Cooling and Noise Performance
Since the Cooler Master Hyper TX3 allows the fan to be mounted on either side of the heatsink in either push or a pull orientation, we wanted to include both orientations in our testing. Historically, a push configuration is better for both noise and cooling, but there are times when space limitations force you to move the fan to the opposite side of the heatsink. One specific example is the Silverstone TJ08-E in which the hard drives mount so close to the motherboard tray that most vertical heatsinks block the hard drive mounts. With a cooler like the Hyper TX3 where the fan can be mounted on the opposite side, however, you at least still have the option of using the heatsink, even if the cooling and noise levels may be slightly sub-optimal.
For our testing we will be using the Scythe Katana 3 as a comparison cooler along with the following hardware:
|Motherboard:||Asus P8P67 Pro REV 3.1|
|CPU:||Intel Core i5 2500K 3.3GHz|
|RAM:||2x Kingston DDR3-1333 4GB|
|GPU:||AMD Radeon HD 7750|
|PSU:||Antec CP-1000 1000W Power Supply|
|Hard Drive:||Western Digital Caviar Blue 500GB|
|Case:||Antec P183 V3 (case fans on low)|
As you can see, the Cooler Master Hyper TX3 in either a push or a pull configuration performs slightly better than the Scythe Katana with a 2°C improvement at both idle and load. Suprisingly, moving the fan to the back of the heatsink in a pull orientation had no effect on our cooling.
When we took a closer look at our benchmark logs, we found that the fan is running faster on the Hyper TX3 by roughly 400RPM at both idle and load. Once again, the pull orientation on the Hyper TX 3 surprised us with a 50 RPM decrease compared to the push orientation. Realistically, 50 RPMs will have no measurable effect on noise levels but it does indicate that this orientation is very, very slightly more efficient for cooling.
Unfortunately, we do not currently have a good method for measuring PWM fan noise at different RPMs (we're working on it though!) so we cannot give accurate measurements of each heatsink at the actual idle and load RPMs. Objectively, however, we found that the Cooler Master Hyper TX3 was very slightly louder at both idle and load. The difference is so minor however that we can essentially call it a wash.
We were surprised at how similar this cooler is to the Scythe Katana 3. Sure, some of the main reasons we wanted to look at this cooler (physical size, standard 92mm PWM fan, push-pin mounting) are also major features on the Scythe Katana 3, but we did not expect the cooling performance and noise levels to be so close.
The fact that we can basically think of the Cooler Master Hyper TX3 as being identical to the Scythe Katana 3 makes our decision of which cooler to offer in our product line both easy and difficult.

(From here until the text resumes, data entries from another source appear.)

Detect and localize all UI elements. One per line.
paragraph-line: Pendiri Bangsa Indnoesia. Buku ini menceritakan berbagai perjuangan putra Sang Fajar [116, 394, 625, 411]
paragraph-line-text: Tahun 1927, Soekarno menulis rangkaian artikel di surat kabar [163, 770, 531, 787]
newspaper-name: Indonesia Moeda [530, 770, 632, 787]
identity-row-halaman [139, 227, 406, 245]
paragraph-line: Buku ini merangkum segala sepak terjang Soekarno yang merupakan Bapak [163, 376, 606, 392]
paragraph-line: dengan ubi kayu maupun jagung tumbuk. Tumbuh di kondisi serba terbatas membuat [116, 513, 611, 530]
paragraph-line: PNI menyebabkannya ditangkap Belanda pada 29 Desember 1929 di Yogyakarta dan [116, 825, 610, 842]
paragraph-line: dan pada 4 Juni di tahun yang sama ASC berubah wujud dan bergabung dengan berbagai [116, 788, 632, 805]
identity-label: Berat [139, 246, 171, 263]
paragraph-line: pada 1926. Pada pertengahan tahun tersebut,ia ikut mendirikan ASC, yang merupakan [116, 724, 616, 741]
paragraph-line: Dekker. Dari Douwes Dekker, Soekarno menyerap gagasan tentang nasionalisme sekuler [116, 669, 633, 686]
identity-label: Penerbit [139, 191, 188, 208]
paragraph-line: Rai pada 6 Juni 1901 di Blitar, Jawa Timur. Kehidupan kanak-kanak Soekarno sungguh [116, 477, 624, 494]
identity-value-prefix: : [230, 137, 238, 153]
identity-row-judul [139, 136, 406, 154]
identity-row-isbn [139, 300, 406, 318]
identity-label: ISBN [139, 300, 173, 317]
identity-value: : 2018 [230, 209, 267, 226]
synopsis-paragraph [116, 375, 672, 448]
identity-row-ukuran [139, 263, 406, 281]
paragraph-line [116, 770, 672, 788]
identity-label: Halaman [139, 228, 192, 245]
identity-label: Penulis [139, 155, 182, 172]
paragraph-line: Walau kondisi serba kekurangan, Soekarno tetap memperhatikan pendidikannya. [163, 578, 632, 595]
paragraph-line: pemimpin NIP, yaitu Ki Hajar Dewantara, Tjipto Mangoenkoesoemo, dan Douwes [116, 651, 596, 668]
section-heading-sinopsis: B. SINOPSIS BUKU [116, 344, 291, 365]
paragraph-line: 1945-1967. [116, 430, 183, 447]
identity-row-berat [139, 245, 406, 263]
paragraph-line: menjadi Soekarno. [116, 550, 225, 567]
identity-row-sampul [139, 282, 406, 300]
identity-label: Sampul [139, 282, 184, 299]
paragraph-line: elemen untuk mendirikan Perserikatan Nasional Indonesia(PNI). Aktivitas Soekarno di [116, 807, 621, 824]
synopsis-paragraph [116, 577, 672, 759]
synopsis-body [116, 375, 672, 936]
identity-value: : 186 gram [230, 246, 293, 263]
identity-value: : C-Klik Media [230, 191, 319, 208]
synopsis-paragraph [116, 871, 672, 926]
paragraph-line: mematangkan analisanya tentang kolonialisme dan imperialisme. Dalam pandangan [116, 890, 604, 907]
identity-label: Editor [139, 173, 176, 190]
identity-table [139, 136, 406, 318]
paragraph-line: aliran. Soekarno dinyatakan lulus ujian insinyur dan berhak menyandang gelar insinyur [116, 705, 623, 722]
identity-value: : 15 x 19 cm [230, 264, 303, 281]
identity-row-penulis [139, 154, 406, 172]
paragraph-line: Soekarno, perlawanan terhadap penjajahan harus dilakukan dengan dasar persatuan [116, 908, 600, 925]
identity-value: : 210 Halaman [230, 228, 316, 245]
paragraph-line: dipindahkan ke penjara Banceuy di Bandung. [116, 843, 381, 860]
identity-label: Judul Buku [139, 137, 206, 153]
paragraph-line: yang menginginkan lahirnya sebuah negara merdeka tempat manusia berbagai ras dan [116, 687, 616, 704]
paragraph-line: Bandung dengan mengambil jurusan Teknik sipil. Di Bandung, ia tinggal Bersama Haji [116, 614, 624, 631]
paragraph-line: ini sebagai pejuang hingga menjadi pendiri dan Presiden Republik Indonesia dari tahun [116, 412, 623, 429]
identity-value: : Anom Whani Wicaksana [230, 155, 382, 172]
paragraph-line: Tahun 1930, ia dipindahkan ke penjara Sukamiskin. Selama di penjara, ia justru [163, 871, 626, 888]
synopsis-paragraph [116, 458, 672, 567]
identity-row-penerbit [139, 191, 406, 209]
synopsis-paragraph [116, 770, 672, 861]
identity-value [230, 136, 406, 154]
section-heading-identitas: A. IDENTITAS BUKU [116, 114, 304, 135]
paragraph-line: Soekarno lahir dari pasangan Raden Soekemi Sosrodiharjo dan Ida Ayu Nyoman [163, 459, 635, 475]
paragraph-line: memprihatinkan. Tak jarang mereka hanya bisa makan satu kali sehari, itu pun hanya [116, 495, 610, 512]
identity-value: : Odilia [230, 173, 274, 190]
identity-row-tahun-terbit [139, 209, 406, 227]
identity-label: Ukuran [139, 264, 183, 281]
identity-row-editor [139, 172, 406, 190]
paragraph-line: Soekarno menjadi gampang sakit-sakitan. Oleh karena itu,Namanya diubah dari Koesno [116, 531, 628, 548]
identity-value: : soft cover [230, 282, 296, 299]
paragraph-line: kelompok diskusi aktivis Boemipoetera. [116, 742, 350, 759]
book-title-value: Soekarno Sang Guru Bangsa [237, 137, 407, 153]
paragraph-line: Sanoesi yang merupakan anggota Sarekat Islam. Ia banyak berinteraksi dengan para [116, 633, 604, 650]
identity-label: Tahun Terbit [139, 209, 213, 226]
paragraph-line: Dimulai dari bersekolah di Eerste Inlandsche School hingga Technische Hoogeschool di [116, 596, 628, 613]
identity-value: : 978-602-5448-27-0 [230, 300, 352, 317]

We have had a very good experience with Scythe as a brand, so we want to keep using their products when they work well for us. The advantage of being able to use the Hyper TX3 in a chassis similar to the Silverstone TJ08-E (with a minor movement of the fan), however, is just enough of an advantage that led us to ultimately decide to start carrying the Hyper TX3 in our current product line over the Scythe Katana 3.